Comenzó en Miami la XI ronda de negociaciones del Tratado de Libre Comercio entre las naciones andinas (Ecuador, Colombia y Perú) y Estados Unidos. Como en anteriores oportunidades, la agricultura quedó fuera de la agenda, pues la potencia del norte insiste en negociar el tema bilateralmente con el objetivo de imponer sus condiciones sin levantar los millonarios subsidios a sus agricultores.
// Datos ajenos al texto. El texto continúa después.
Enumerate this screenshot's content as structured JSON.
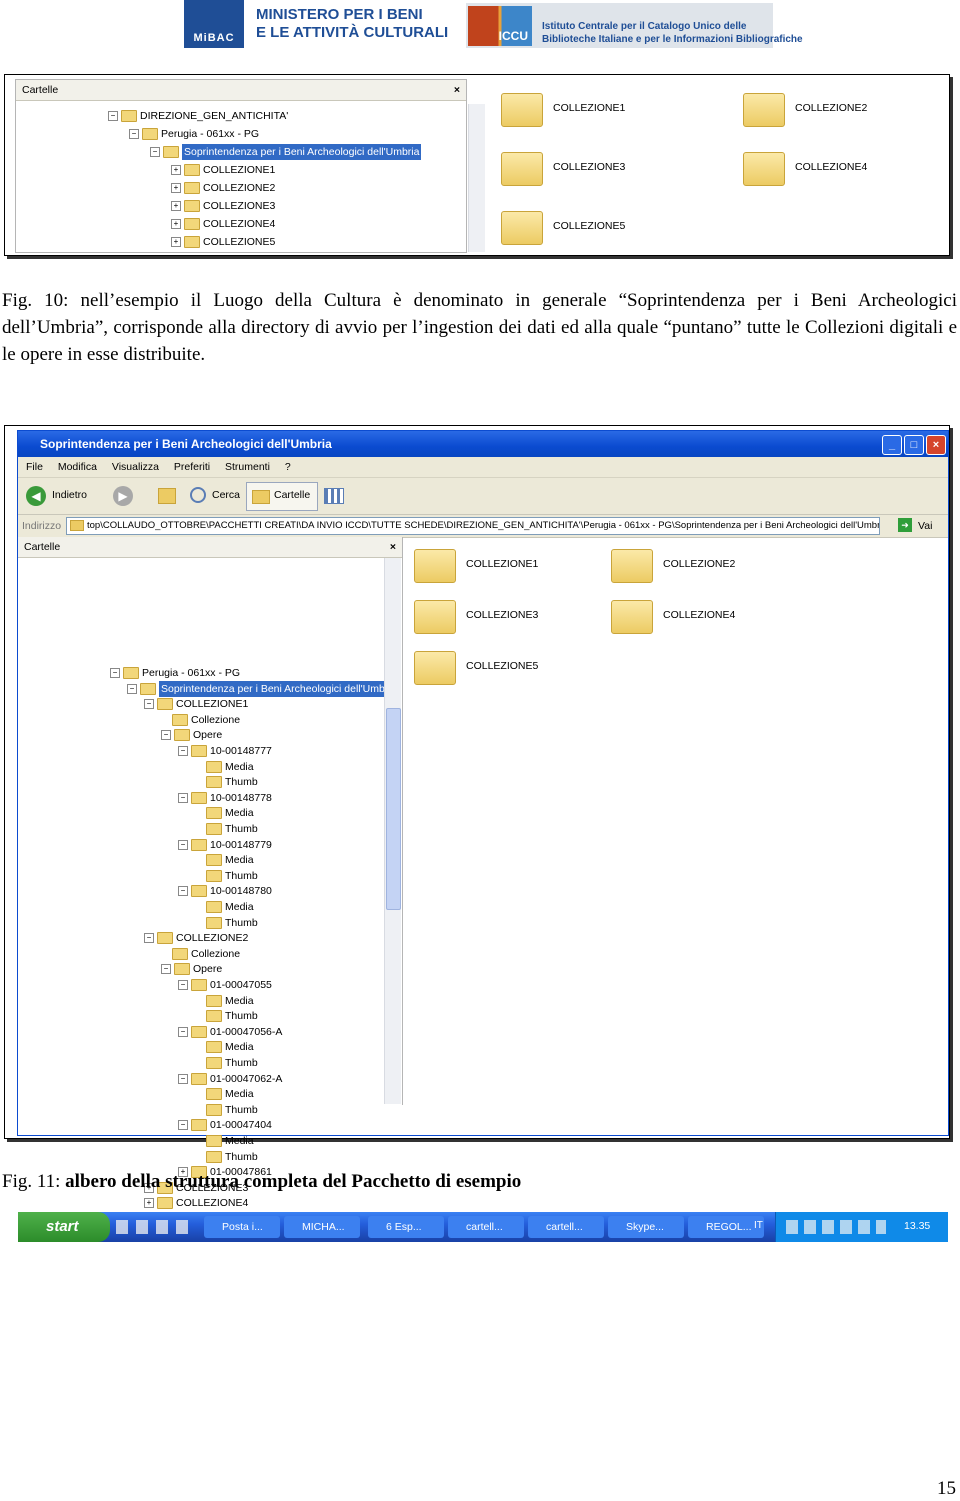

En la ocasión se discutirán reglas de origen, propiedad intelectual, acceso a mercados, inversiones, servicios textiles, asuntos institucionales, compras gubernamentales, medidas fitosanitarias y solución de controversias.

La mesa de reglas de origen es una de las más importantes para los andinos. Por ejemplo, aún está pendiente la propuesta de Washington para el atún en lata ecuatoriano. Los norteamericanos se resisten a abrir su mercado al producto ecuatoriano, es decir, permitir que todo el atún procesado en este país se beneficie de la desgravación arancelaria.

El jefe del Equipo Negociador de Colombia, Hernando José Gómez, indicó que el país aprovechará el encuentro para solicitar a Washington una respuesta a la propuesta presentada recientemente en materia agropecuaria. Gómez indicó que el mencionado punto es de la mayor importancia para el país, ante lo cual “se maneja con sumo cuidado, evitando decisiones y movimientos apresurados”, todo ello con el objetivo de convertir a ese sector en un “ganador neto de la negociación”.

Por otro lado, hay la esperanza de que se logre algún avance en torno en las discusiones de propiedad intelectual, paralizadas desde la quinta ronda realizada en octubre de 2004.

Se presume que mientras el Congreso norteamericano no decida qué hacer con el TLC con Centroamérica poco se podrá avanzar en el TLC con los países andinos.

En tanto, crece la oposición popular al tratado en Ecuador y Perú. Los movimientos sociales ecuatorianos amenazaron con llamar a la desobediencia civil en caso de no se incluya este asunto en la consulta popular de diciembre próximo.